First, I had a hard time seeing everyone go right back into the swing of things like they didn't just have a week of their lives that was so separate form everything. Now I know everyone didn't go on a mission trip, and that's fine. This is the first one I've been on. But my week in the DR was a removal from everything I knew: my language, my culture, my values. I am having a hard time being the same I was before Spring Break, and I am having a hard time seeing everyone else do it.
Second, some of the things I did that were completely normal and routine somehow seemed wrong to me. And they were random things like picking up a Kernel on my way to work, talking about the NCAA brackets, and filming the Kyle Craft and Kahne show. I don't know how, but these things seemed wrong to me. I can't explain it further.
It's just like this week of my life without air conditioning and clean water doesn't fit into my life here in Kentucky. How can I see the things I saw down there and come back here and pretend to be happy with how I'm living and how we're living? It's not that I'm mad at America. I realize we're blessed and that's just how it is. Life isn't fair because of the sin in the world.

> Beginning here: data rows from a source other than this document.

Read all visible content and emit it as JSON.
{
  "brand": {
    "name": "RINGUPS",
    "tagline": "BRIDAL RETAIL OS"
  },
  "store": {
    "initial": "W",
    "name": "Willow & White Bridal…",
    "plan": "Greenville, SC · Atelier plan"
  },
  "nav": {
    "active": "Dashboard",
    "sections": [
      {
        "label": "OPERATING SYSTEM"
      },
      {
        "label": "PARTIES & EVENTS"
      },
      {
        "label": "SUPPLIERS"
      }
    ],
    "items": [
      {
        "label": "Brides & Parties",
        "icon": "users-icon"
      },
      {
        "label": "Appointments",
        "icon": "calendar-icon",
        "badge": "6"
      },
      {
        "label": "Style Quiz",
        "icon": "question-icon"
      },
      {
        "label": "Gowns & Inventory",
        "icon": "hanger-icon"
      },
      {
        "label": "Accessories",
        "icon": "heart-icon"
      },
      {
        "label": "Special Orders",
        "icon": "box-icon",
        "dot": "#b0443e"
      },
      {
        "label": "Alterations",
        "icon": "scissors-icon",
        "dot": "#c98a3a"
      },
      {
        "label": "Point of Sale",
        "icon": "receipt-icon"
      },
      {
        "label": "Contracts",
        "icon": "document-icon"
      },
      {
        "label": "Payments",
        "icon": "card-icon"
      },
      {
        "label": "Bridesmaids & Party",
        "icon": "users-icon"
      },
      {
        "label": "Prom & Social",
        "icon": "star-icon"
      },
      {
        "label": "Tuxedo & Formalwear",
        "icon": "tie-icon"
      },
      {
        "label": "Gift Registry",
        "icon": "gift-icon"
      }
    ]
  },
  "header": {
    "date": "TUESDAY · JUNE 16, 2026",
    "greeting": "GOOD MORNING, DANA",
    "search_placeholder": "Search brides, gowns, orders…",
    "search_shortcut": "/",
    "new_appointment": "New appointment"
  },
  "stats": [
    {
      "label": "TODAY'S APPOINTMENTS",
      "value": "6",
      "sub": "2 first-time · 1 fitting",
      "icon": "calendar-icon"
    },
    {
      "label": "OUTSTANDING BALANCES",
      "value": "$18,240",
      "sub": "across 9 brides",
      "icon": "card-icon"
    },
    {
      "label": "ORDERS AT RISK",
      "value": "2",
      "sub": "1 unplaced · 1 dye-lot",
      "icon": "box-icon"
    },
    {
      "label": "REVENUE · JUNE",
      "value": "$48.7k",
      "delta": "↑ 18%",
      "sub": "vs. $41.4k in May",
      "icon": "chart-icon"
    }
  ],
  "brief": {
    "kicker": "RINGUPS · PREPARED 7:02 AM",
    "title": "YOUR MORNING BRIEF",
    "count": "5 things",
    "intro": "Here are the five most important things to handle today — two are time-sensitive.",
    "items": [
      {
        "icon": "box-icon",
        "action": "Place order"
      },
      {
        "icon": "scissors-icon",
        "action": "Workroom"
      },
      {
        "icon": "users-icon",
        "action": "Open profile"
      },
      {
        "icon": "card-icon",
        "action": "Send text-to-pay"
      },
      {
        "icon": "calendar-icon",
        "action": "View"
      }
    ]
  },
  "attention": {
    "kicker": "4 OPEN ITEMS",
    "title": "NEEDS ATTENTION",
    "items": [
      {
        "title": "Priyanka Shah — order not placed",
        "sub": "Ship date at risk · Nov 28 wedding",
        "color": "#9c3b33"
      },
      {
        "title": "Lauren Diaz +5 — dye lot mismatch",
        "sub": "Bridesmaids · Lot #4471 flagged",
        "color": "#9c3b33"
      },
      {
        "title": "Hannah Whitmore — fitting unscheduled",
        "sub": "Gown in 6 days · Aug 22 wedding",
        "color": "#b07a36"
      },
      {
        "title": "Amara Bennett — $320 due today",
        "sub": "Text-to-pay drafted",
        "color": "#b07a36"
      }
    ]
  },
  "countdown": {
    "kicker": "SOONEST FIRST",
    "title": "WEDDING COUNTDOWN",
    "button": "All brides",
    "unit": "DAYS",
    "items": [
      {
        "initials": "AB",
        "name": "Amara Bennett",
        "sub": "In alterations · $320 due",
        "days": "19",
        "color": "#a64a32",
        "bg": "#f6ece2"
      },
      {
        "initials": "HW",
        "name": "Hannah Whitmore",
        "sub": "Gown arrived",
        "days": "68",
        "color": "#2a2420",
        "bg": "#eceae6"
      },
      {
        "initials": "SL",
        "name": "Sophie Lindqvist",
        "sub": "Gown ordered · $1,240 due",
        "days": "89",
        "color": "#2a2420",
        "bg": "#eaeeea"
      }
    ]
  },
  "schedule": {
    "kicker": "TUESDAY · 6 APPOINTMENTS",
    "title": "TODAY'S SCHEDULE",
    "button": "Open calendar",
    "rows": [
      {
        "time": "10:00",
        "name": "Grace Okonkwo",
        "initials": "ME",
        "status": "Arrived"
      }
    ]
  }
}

But the Dominicans were SO happy. The kids in the village only had chicken and rice to eat, but they didn't care. I have choices of pretty much anything I want to eat, and I complain. The Dominicans don't always have electricity, even in the city. So what do they do? Open up their homes to nature and enjoy the landscape. When my power goes out I complain 'cause I'm not comfortable. The Fathers at the church we were at are facing elimination by gold mining with cyanide, and they keep teaching the kids how to read. I lost a presidential election and got upset that I wasn't picked to be the ultimate leader. I should be thankful I get to serve in any aspect.
And so I feel stuck. I am used to the luxuries we enjoy here in America, and there is NOTHING wrong with that, and I don't want to stop using them. It'd be stupid if I didn't take advantage of the heat in my house. But I don't want to live as if I haven't experienced this. And I don't want to have this one week be the only time I travel to the Dominican, or Costa Rica, or Haiti, or wherever.
I could go on and on about this because I feel so full, but I won't.
Things have changed, and even though I thought they might, and even though I was warned they might, I'm still having a rough go.